Fra passato e futuro, il presente (che non esiste) è il luogo della speculazione (riflessione; attesa; scommessa), così come delle mie azioni in vista di fini, intese come un fare fruttare il passato nel futuro. Questo tempo è un tempo della vita, dove vita va intesa sia come vita civile di uno stato o di un popolo (termine che ricorre molto spesso nel libro) sia come bìos. Pensare il tempo e la sua struttura prima del bìos, rappresenta, detto en passant, anche la risposta di Žižek ad altre proposte teoriche di critica dello stato di cose esistente, come la prospettiva biopolitica oggi tanto in voga.
Cosa vuole l’Europa? è un libro di analisi e di domanda.
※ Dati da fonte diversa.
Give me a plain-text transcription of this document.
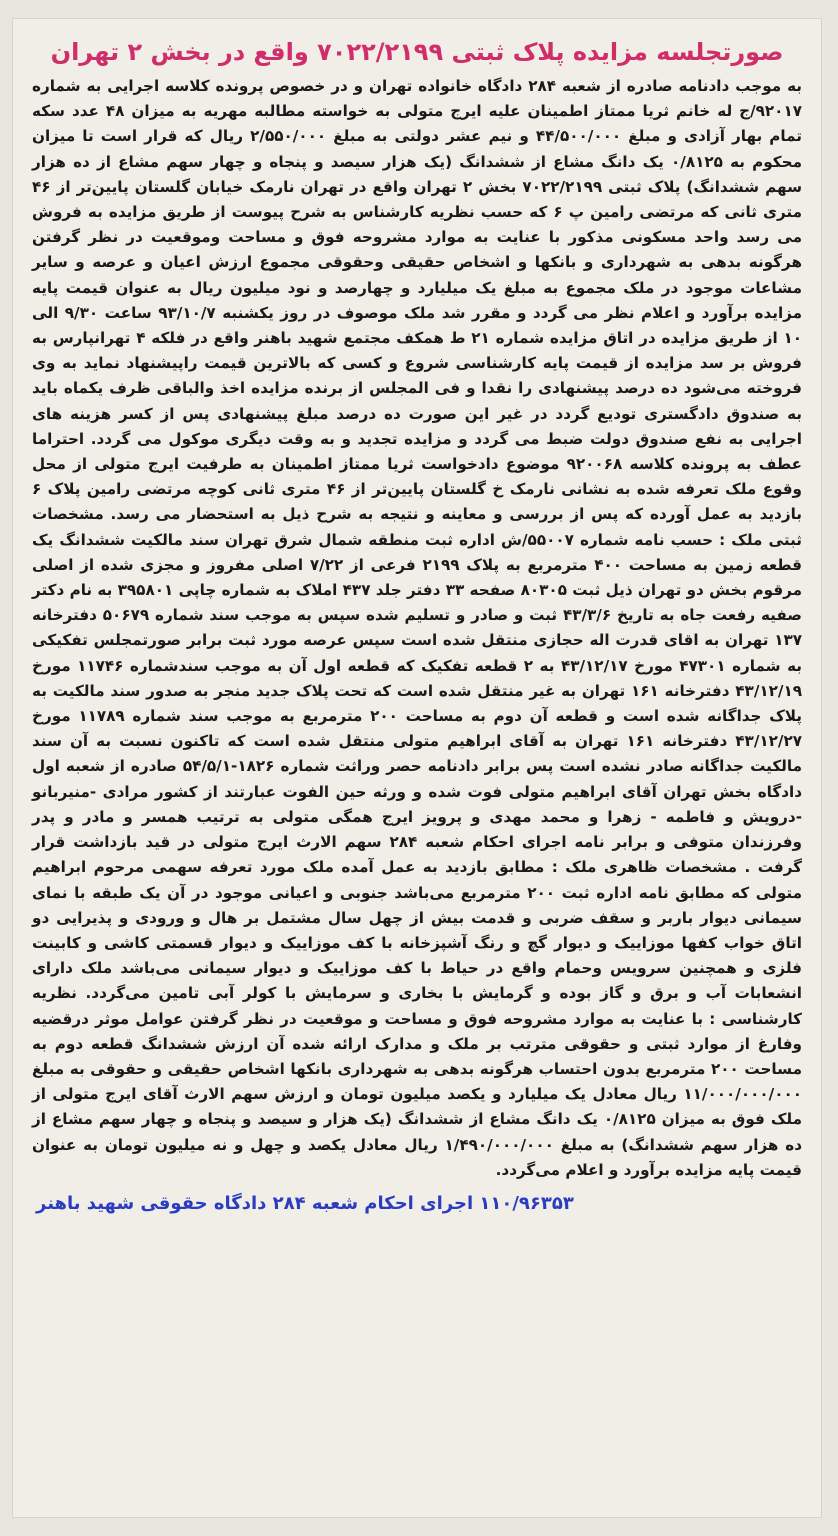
صورتجلسه مزایده پلاک ثبتی ۷۰۲۲/۲۱۹۹ واقع در بخش ۲ تهران

به موجب دادنامه صادره از شعبه ۲۸۴ دادگاه خانواده تهران و در خصوص پرونده کلاسه اجرایی به شماره ۹۲۰۱۷/ج له خانم ثریا ممتاز اطمینان علیه ایرج متولی به خواسته مطالبه مهریه به میزان ۴۸ عدد سکه تمام بهار آزادی و مبلغ ۴۴/۵۰۰/۰۰۰ و نیم عشر دولتی به مبلغ ۲/۵۵۰/۰۰۰ ریال که قرار است تا میزان محکوم به ۰/۸۱۲۵ یک دانگ مشاع از ششدانگ (یک هزار سیصد و پنجاه و چهار سهم مشاع از ده هزار سهم ششدانگ) پلاک ثبتی ۷۰۲۲/۲۱۹۹ بخش ۲ تهران واقع در تهران نارمک خیابان گلستان پایین‌تر از ۴۶ متری ثانی که مرتضی رامین پ ۶ که حسب نظریه کارشناس به شرح پیوست از طریق مزایده به فروش می رسد واحد مسکونی مذکور با عنایت به موارد مشروحه فوق و مساحت وموقعیت در نظر گرفتن هرگونه بدهی به شهرداری و بانکها و اشخاص حقیقی وحقوقی مجموع ارزش اعیان و عرصه و سایر مشاعات موجود در ملک مجموع به مبلغ یک میلیارد و چهارصد و نود میلیون ریال به عنوان قیمت پایه مزایده برآورد و اعلام نظر می گردد و مقرر شد ملک موصوف در روز یکشنبه ۹۳/۱۰/۷ ساعت ۹/۳۰ الی ۱۰ از طریق مزایده در اتاق مزایده شماره ۲۱ ط همکف مجتمع شهید باهنر واقع در فلکه ۴ تهرانپارس به فروش بر سد مزایده از قیمت پایه کارشناسی شروع و کسی که بالاترین قیمت راپیشنهاد نماید به وی فروخته می‌شود ده درصد پیشنهادی را نقدا و فی المجلس از برنده مزایده اخذ والباقی ظرف یکماه باید به صندوق دادگستری تودیع گردد در غیر این صورت ده درصد مبلغ پیشنهادی پس از کسر هزینه های اجرایی به نفع صندوق دولت ضبط می گردد و مزایده تجدید و به وقت دیگری موکول می گردد. احتراما عطف به پرونده کلاسه ۹۲۰۰۶۸ موضوع دادخواست ثریا ممتاز اطمینان به طرفیت ایرج متولی از محل وقوع ملک تعرفه شده به نشانی نارمک خ گلستان پایین‌تر از ۴۶ متری ثانی کوچه مرتضی رامین پلاک ۶ بازدید به عمل آورده که پس از بررسی و معاینه و نتیجه به شرح ذیل به استحضار می رسد. مشخصات ثبتی ملک : حسب نامه شماره ۵۵۰۰۷/ش اداره ثبت منطقه شمال شرق تهران سند مالکیت ششدانگ یک قطعه زمین به مساحت ۴۰۰ مترمربع به پلاک ۲۱۹۹ فرعی از ۷/۲۲ اصلی مفروز و مجزی شده از اصلی مرقوم بخش دو تهران ذیل ثبت ۸۰۳۰۵ صفحه ۳۳ دفتر جلد ۴۳۷ املاک به شماره چاپی ۳۹۵۸۰۱ به نام دکتر صفیه رفعت جاه به تاریخ ۴۳/۳/۶ ثبت و صادر و تسلیم شده سپس به موجب سند شماره ۵۰۶۷۹ دفترخانه ۱۳۷ تهران به اقای قدرت اله حجازی منتقل شده است سپس عرصه مورد ثبت برابر صورتمجلس تفکیکی به شماره ۴۷۳۰۱ مورخ ۴۳/۱۲/۱۷ به ۲ قطعه تفکیک که قطعه اول آن به موجب سندشماره ۱۱۷۴۶ مورخ ۴۳/۱۲/۱۹ دفترخانه ۱۶۱ تهران به غیر منتقل شده است که تحت پلاک جدید منجر به صدور سند مالکیت به پلاک جداگانه شده است و قطعه آن دوم به مساحت ۲۰۰ مترمربع به موجب سند شماره ۱۱۷۸۹ مورخ ۴۳/۱۲/۲۷ دفترخانه ۱۶۱ تهران به آقای ابراهیم متولی منتقل شده است که تاکنون نسبت به آن سند مالکیت جداگانه صادر نشده است پس برابر دادنامه حصر وراثت شماره ۱۸۲۶-۵۴/۵/۱ صادره از شعبه اول دادگاه بخش تهران آقای ابراهیم متولی فوت شده و ورثه حین الفوت عبارتند از کشور مرادی -منیربانو -درویش و فاطمه - زهرا و محمد مهدی و پرویز ایرج همگی متولی به ترتیب همسر و مادر و پدر وفرزندان متوفی و برابر نامه اجرای احکام شعبه ۲۸۴ سهم الارث ایرج متولی در قید بازداشت قرار گرفت . مشخصات ظاهری ملک : مطابق بازدید به عمل آمده ملک مورد تعرفه سهمی مرحوم ابراهیم متولی که مطابق نامه اداره ثبت ۲۰۰ مترمربع می‌باشد جنوبی و اعیانی موجود در آن یک طبقه با نمای سیمانی دیوار باربر و سقف ضربی و قدمت بیش از چهل سال مشتمل بر هال و ورودی و پذیرایی دو اتاق خواب کفها موزاییک و دیوار گچ و رنگ آشپزخانه با کف موزاییک و دیوار قسمتی کاشی و کابینت فلزی و همچنین سرویس وحمام واقع در حیاط با کف موزاییک و دیوار سیمانی می‌باشد ملک دارای انشعابات آب و برق و گاز بوده و گرمایش با بخاری و سرمایش با کولر آبی تامین می‌گردد. نظریه کارشناسی : با عنایت به موارد مشروحه فوق و مساحت و موقعیت در نظر گرفتن عوامل موثر درقضیه وفارغ از موارد ثبتی و حقوقی مترتب بر ملک و مدارک ارائه شده آن ارزش ششدانگ قطعه دوم به مساحت ۲۰۰ مترمربع بدون احتساب هرگونه بدهی به شهرداری بانکها اشخاص حقیقی و حقوقی به مبلغ ۱۱/۰۰۰/۰۰۰/۰۰۰ ریال معادل یک میلیارد و یکصد میلیون تومان و ارزش سهم الارث آقای ایرج متولی از ملک فوق به میزان ۰/۸۱۲۵ یک دانگ مشاع از ششدانگ (یک هزار و سیصد و پنجاه و چهار سهم مشاع از ده هزار سهم ششدانگ) به مبلغ ۱/۴۹۰/۰۰۰/۰۰۰ ریال معادل یکصد و چهل و نه میلیون تومان به عنوان قیمت پایه مزایده برآورد و اعلام می‌گردد.

۱۱۰/۹۶۳۵۳ اجرای احکام شعبه ۲۸۴ دادگاه حقوقی شهید باهنر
Quanto alla pars construens, va detto che la ricetta per evadere dall’impasse può suonare, a una prima lettura, un po’ ingenua: «spetta ai popoli, ai lavoratori europei, ai movimenti degli “indignati” imprimere il loro marchio al corso della storia, e impedire il saccheggio e la distruzione su larga scala» (p. 11). Come? Risposta: «ripristinando l’egemonia dei principi etici politici e sociali, contro la logica del profitto. Come ci arriveremo? Grazie alla dinamica delle lotte sociali» (ibid.). Il concetto di lotta etico-sociale vorrebbe essere, mi pare, una rimodulazione di quello marxista di lotta di classe (che, come noto, non gode di buona salute in epoca postfordista). A tal fine, si deve far leva sull’ipotesi di una riattivazione del cittadino europeo, ottenibile rompendo «le catene della passività sociale sulle quali si è fondata la costruzione europea dopo il 1989» (p. 11).
Ci si crede attivi, e, al contrario, ci si scopre agiti da una passivizzazione latente ma inesorabile, che riguarda, per quanto detto, il livello materiale dei corpi (individuali e politico-sociali), il tempo e il senso. D’altra parte, tutti noi viviamo – sostiene Žižek, glossando Alain Badiou – in uno spazio sociale cui corrisponde un’esperienza che è senza mondo e in cui il senso è sempre più rarefatto e i significati simbolici eternamente differiti, spostati, de-localizzati (come lo sono anche, del resto, gli apparati materiali produttivi). Ma «in un simile spazio, la sola forma di protesta che può aver luogo è una violenza priva di senso» (p. 102).
Il maggiore pericolo con cui il pensiero critico radicale deve misurarsi resta, cioè, la forma stessa del capitalismo. Esso è dotato di una capacità di adattamento plastico a qualsiasi spazio storico e sociale: «anche se in virtù del suo essere globale abbraccia il mondo intero, [il capitalismo] sostiene una costellazione ideologica “senza mondo” al cui interno le persone sono private della possibilità di localizzare il significato» (ibid.). In questo senso, quanto sostenuto su temi quali Cipro, Grecia, bancarotta, speculazione, assume una portata globale, e, in ogni caso, riguarda molto da vicino anche altre realtà regionali.
Fra cui, forse, l’Italia: «ricordiamo la classica scena da cartone animato – scrive Žižek – in cui un gatto continua a camminare sul bordo del precipizio, ignorando di non avere più la terra sotto i piedi: precipita solo quando guarda giù e si accorge di essere sospeso nel baratro. Non è lo stesso modo in cui possono sentirsi oggi i ciprioti? Sono consapevoli che Cipro non sarà più la stessa, che c’è una caduta catastrofica degli standard di vita, ma il pieno impatto di questa caduta non è ancora interamente sentito, così per un breve periodo possono permettersi di andare avanti con la loro normale quotidianità come il gatto che cammina tranquillamente nel vuoto» (pp. 16-17).
Siamo forse anche noi come il gatto dei cartoni animati, cioè come qualcuno che cammina sospeso nel vuoto di una speculazione a termine?